6. Shave in the right direction
Shave your cat in the direction her hair grows. Shaving against natural hair growth is more painful for a cat. Also, always shave from head to tail because this is the most natural and enjoyable direction for them.
Professional groomers claim that this way of shaving mimics their natural grooming instinct. If you pay close attention when your cat is grooming herself, you will notice that she licks herself in the same manner – from head to tail and in the direction her hair naturally grows.
7. Take breaks
And finally, when you’re trying to figure out how to shave a cat that hates it, it’s important to be aware that you should take breaks.
Since clippers can overheat, use the time when they’re cooling to give your cat treats, pet her and cuddle with her. You can even play with her for a while or let her leave and take a break on her own terms.
Don’t force anything on your cat that she doesn’t like. And don’t rush with the shaving process. If you don’t have enough time that day, leave shaving for another day when you’ll be more available.
How not to shave a cat? What should you avoid?
There are so many things that can go wrong while shaving a cat that hates it.
Even if you stick to these tricks above, you could still do something wrong. Which is okay, especially if it’s your first time doing it. Taking care of cats is a set of trials and errors, but the important thing is that you improve as time passes.
However, there are three things you should never do. Please remember them now so you don’t accidentally do them while shaving your cat.
So, the three things your cat definitely won’t enjoy are:
- shaving her face
- trimming her whiskers
- being panicky and nervous.
Cats are not very fond of their face being touched, let alone shaved off. And by cutting her whiskers, you decrease her spatial awareness. This can result in her being clumsy and accidentally knocking things over, disoriented, and less able to protect herself.
Also, try staying calm as much as you can. Your cat will be able to sense if you’re afraid and overly panicky, and would not be willing to leave her fur in your nervous hands.
If you believe you will not be able to handle it peacefully, then it’s better to let professionals do the job.
When should you even shave your cat?
As mentioned above, your cat might need a shave if her fur is matted. Severe matting can cause discoloration, scarring on your cat’s skin, and many other serious medical conditions.
Other reasons for shaving might include hairballs, cat allergies, or excessive shedding. In these cases, you can reduce the complications by thinning your cat’s fur.

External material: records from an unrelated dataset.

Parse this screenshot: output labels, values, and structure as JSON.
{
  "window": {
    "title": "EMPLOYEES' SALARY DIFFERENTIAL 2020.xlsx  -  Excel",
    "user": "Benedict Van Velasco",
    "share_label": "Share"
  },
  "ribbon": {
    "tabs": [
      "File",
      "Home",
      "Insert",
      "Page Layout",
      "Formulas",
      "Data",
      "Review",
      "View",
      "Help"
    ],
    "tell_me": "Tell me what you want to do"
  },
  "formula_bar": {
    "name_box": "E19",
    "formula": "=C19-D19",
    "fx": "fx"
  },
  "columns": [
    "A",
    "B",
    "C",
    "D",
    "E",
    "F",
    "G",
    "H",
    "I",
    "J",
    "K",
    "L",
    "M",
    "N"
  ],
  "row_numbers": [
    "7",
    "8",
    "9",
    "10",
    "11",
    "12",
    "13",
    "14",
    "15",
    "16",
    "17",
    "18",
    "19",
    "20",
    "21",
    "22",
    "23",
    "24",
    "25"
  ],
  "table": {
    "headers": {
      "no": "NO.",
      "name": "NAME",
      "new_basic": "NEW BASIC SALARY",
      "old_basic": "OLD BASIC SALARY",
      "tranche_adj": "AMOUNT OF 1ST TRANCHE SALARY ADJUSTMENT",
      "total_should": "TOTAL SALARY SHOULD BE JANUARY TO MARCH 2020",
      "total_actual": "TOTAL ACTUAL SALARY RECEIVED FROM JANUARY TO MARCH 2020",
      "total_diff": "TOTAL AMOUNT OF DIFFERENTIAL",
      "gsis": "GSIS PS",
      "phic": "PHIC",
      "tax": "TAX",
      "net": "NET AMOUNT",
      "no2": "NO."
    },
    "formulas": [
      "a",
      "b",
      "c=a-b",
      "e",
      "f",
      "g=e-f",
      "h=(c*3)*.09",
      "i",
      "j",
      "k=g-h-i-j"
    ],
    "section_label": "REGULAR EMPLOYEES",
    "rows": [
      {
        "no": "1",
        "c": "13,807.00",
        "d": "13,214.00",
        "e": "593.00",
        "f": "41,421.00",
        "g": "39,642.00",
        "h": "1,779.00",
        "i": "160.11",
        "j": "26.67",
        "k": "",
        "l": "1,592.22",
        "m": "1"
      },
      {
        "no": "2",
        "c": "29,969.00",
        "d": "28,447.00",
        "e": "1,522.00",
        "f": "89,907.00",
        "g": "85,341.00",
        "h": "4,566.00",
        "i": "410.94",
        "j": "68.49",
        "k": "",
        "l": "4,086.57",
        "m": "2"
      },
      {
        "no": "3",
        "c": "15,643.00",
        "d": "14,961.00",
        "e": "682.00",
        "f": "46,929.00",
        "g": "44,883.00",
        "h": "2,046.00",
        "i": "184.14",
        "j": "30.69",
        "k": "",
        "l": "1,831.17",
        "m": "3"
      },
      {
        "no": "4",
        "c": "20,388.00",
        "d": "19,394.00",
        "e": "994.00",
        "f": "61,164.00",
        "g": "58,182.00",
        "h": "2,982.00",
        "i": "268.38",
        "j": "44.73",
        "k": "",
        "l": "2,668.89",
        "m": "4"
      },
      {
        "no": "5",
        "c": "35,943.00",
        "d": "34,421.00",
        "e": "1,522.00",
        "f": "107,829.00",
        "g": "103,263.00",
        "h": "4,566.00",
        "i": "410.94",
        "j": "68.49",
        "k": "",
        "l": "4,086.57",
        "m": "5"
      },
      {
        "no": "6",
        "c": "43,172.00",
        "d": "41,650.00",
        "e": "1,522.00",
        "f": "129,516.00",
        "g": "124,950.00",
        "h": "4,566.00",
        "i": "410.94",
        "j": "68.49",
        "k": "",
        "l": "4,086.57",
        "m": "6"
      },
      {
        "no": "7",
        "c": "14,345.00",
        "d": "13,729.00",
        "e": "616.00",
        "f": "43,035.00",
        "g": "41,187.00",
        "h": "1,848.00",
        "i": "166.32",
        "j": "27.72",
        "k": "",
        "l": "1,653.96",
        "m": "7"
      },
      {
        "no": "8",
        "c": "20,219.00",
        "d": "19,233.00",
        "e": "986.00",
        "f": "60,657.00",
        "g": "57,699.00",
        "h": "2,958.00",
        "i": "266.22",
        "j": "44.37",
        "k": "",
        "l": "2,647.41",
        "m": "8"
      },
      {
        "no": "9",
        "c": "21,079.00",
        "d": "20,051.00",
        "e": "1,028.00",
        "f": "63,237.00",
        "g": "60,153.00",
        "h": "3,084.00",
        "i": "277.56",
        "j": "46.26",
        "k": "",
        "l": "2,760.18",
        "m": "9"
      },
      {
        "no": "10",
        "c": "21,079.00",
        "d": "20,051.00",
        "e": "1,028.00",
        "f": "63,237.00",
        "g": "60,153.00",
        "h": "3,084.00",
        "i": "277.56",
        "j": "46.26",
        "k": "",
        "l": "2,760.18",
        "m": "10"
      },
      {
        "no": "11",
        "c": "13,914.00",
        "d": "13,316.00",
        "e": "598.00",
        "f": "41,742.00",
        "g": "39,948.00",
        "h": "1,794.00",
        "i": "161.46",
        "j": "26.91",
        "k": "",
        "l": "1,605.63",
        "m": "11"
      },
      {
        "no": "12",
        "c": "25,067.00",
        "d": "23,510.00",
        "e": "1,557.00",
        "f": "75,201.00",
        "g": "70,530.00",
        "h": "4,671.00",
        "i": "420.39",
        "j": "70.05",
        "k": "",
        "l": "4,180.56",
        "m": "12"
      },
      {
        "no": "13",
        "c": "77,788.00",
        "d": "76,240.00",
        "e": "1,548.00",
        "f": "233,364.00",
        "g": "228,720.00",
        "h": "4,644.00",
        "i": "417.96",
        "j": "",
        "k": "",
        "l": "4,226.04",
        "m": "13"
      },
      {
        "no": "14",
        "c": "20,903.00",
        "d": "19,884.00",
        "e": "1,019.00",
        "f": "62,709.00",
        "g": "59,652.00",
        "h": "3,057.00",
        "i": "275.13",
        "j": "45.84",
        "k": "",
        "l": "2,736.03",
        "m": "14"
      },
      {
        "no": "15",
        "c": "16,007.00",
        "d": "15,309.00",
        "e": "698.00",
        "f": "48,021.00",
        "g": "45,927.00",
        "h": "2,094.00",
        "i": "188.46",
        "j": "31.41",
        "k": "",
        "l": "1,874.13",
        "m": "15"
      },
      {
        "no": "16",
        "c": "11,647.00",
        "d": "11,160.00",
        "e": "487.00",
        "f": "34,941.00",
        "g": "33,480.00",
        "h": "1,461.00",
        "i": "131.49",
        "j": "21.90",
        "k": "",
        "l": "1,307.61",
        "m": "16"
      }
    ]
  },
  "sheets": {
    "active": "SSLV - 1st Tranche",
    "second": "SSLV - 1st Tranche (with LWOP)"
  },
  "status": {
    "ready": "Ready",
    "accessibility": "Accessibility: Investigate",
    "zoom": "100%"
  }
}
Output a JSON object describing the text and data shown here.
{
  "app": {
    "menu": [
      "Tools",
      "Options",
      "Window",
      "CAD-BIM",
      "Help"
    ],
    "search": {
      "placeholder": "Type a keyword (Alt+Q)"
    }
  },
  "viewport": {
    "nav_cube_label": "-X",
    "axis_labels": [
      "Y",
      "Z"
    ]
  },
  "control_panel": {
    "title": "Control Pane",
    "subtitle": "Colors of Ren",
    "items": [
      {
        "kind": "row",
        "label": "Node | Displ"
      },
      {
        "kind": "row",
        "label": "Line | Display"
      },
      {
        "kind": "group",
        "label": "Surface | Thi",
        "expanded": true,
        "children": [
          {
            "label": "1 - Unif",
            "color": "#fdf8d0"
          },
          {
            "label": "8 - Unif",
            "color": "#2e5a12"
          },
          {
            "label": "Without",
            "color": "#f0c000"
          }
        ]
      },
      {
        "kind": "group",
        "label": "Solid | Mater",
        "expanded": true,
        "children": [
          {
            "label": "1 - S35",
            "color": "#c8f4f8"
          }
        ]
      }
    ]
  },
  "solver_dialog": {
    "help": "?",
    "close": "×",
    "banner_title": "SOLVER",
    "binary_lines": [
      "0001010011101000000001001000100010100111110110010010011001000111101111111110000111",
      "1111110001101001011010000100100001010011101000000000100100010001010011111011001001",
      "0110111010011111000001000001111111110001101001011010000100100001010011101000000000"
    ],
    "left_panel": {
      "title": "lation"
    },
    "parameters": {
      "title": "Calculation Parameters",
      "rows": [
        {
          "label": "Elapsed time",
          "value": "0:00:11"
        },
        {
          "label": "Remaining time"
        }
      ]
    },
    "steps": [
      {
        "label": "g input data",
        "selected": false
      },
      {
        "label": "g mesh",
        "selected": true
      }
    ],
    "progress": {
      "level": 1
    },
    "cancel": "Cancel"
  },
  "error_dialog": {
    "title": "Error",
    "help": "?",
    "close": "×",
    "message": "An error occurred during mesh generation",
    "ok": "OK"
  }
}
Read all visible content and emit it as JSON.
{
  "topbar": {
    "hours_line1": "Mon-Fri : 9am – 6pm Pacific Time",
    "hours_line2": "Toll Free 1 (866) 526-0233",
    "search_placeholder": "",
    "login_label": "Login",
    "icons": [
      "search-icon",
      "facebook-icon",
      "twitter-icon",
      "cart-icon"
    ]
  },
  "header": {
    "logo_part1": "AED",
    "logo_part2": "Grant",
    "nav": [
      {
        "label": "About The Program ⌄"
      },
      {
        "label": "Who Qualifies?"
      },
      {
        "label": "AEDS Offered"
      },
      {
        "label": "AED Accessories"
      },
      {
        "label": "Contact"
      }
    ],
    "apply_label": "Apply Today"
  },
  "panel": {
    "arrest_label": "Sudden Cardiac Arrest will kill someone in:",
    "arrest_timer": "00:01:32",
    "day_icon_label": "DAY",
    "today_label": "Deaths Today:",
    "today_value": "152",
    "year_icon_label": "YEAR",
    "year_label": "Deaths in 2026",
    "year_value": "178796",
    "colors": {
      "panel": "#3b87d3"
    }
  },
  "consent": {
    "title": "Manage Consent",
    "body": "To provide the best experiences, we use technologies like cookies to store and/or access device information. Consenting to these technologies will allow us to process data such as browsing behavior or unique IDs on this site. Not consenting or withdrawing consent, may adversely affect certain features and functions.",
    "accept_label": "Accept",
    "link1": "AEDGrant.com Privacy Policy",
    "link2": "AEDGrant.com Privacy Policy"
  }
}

There are also some external parasites, such as lice and mites, that can live on your cat’s hair strands. Though most parasite infestations can be easily treated with anti-parasitic medications, in some cases, the infestation is so severe that the only option is shaving.
Because of these conditions, your cat might hate shaving since she’s already feeling uncomfortable. But generally speaking, it’s best to avoid unnecessary shaving.
Do you have to shave your cat during the summer?
It’s a common misconception that you have to shave your cat during the summer because she’s too hot. Your cat’s fur is designed to keep her warm during winter and cool her down during summer.
Fur also protects her from injuries and serves as a communication tool with humans and other animals. Think of a cat whose fur bristled because she sensed danger.
Your cat’s fur helps her stay dry and when the temperatures are extremely high, it helps her to cool down because it traps a layer of air within and it serves as a buffer against extreme heat.
Also, sunburn is inevitable for furless cats, and it can be very damaging to a feline’s skin.
So, no, you don’t have to shave your kitto during the summer, as she is not feeling hot and bothered under all that fur.
If your cat doesn’t have any skin conditions or health problems, don’t do the thing you know she really hates, and stay away from shaving. Let her do the grooming the way she likes it (all by herself).